Exercise E1 Multiphase systems
(written test, approx. 4 % of a 120-minute written test, SS2021)
A symmetrical three-phase generator in a delta connection shall be considered in the following.
A voltage with the RMS value $U_{\rm RMS} = 110~\rm V$ is applied between the terminals of each winding.
Through each of the windings, there is a current with an RMS value $I_{\rm RMS} = 5 ~\rm A$ and a phase shift of $\varphi = +25°$ compared to the voltage.
a) Draw the circuit diagram.
b) Specify the RMS value of the phase voltage $U_\rm L$ and the string voltage $U_\rm S$.
For delta configuration, the phase voltage $U_\rm L$ is equal to the string voltage $U_\rm S$.
- $U_{\rm S} = 110~\rm V$
- $U_{\rm L} = 110~\rm V$
c) Specify the RMS value of the phase current $I_\rm L$ and the string current $I_\rm S$.
For the phase current $I_\rm L$, one has to consider that at each node the sum of all the notes must be zero: $\sum_i I_i =0$.

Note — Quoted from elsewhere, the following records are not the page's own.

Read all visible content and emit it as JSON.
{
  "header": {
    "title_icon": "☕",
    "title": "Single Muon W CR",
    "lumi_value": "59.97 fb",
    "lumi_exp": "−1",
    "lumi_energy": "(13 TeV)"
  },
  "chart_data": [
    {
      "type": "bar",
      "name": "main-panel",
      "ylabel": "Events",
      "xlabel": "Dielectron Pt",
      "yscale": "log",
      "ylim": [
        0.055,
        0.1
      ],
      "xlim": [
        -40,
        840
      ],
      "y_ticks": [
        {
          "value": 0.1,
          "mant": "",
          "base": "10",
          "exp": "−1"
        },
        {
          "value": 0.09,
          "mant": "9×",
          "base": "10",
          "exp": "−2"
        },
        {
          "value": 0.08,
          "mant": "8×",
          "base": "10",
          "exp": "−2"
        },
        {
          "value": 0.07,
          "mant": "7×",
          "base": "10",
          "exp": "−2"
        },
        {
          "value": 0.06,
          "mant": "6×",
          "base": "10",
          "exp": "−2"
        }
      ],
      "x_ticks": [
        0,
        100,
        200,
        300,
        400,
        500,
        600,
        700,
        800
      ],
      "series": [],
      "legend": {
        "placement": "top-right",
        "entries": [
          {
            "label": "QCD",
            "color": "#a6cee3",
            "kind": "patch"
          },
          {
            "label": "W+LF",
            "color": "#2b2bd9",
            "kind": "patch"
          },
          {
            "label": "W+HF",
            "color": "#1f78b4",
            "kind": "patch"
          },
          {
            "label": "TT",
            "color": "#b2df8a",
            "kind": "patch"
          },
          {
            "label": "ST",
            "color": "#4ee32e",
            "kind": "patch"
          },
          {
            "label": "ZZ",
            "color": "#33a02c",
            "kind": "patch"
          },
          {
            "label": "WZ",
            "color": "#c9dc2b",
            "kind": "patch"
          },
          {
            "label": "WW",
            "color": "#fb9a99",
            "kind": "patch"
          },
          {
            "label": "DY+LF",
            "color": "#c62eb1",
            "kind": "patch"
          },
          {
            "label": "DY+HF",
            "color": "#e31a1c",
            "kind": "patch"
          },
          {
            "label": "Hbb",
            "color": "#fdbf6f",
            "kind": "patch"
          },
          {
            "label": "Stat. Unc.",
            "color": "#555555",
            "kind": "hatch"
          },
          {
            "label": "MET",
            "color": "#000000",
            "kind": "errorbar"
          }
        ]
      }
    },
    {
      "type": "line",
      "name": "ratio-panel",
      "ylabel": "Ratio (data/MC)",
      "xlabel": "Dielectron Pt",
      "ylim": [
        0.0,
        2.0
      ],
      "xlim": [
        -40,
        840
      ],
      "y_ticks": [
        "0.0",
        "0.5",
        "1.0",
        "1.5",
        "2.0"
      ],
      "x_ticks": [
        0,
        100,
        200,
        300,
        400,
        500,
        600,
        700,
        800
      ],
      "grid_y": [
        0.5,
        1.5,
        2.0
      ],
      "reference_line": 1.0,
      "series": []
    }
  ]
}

By this (and showing in the example in the image below), One can see, that $I_\rm L= \sqrt{3} \cdot I_{\rm RMS} = \sqrt{3} \cdot 5~\rm A$
- $I_{\rm S} = 5~\rm A$
- $I_{\rm L} = 8.66~\rm A$
d) Determine the active power.
The active power $P$ is given by: $P = 3 \cdot U \cdot I \cdot \sin(\varphi)$ \begin{align*} P &= 3 \cdot 110{~\rm V} \cdot 5{~\rm A} \cdot \sin(25°) \\ &= 1'610.888... ~\rm W \end{align*}